Regional Recorders are appointed by the Recording Secretary on behalf of the Conservation & Recording Committee, normally for a period of 4 years. The Recording Secretary will at intervals notify the Committee of vacant positions and ask for advice on suitable people.
The principal role of Regional Recorders is to receive distributional data (species and site records) collected in their region by individual bryological recorders and, with these recorders’ approval, to forward records at intervals (e.g. at the end of each year) to the Recording Secretary for eventual inclusion in the BBS database.
Each Regional Recorder is responsible for a different part of the British Isles. Typically a region consists of a vice-county or a pair of vice-counties but in thinly populated areas a larger geographical unit may be employed.
The Regional Recorder is normally be expected to:
- become familiar with the region’s bryophyte flora so that particularly interesting records can be recognised and doubtful ones questioned;
- liaise with and encourage members active in their region, e.g. by organising local forays, offering advice on determinations, etc.;
- make his/her existence known to the local officer of the relevant conservation body (e.g. English Nature), Wildlife Trust and others (e.g. museum) with an interested in biological recording in the region; and
- be aware of existing regional herbaria and, where possible, encourage their continuation and/or future development.
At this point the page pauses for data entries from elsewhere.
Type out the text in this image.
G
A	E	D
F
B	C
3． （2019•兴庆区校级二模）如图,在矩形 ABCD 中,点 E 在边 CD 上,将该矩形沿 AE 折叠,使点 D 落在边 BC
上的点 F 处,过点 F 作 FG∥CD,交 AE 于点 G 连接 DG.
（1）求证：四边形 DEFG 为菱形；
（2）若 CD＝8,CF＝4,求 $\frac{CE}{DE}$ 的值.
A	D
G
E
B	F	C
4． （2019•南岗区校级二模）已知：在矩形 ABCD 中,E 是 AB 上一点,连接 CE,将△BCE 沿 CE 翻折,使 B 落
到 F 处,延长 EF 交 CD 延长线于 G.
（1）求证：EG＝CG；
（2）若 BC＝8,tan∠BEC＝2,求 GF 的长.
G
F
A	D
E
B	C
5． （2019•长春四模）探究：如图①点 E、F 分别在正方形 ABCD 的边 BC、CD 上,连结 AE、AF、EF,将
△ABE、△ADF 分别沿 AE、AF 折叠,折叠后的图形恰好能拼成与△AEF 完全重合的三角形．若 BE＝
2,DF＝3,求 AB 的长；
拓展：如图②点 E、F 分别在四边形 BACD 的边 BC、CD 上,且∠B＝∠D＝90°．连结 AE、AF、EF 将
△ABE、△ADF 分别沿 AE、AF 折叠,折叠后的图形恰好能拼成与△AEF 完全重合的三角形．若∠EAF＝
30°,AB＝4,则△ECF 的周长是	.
Regional Recorders should normally receive records from recorders on BBS standard cards (RP33, 34, 35, 36) cards, which can be downloaded from the BBS website or ordered from BRC (see the Bryophyte Recording Cards page). Many members are using electronic media to enter and store their own records. There is at present no standard or recommended package and the Recording Secretary is happy to receive data in spreadsheet or database form.
The Recording Secretary should be kept informed of local flora projects in the region. Regional Recorders keep copies of data. In particular, when they pass recording cards on to the Recording Secretary, they should either photocopy them directly or request that the Recording Secretary copies them and returns a copy. It is not advisable to send large amounts of valuable and unique data through the post.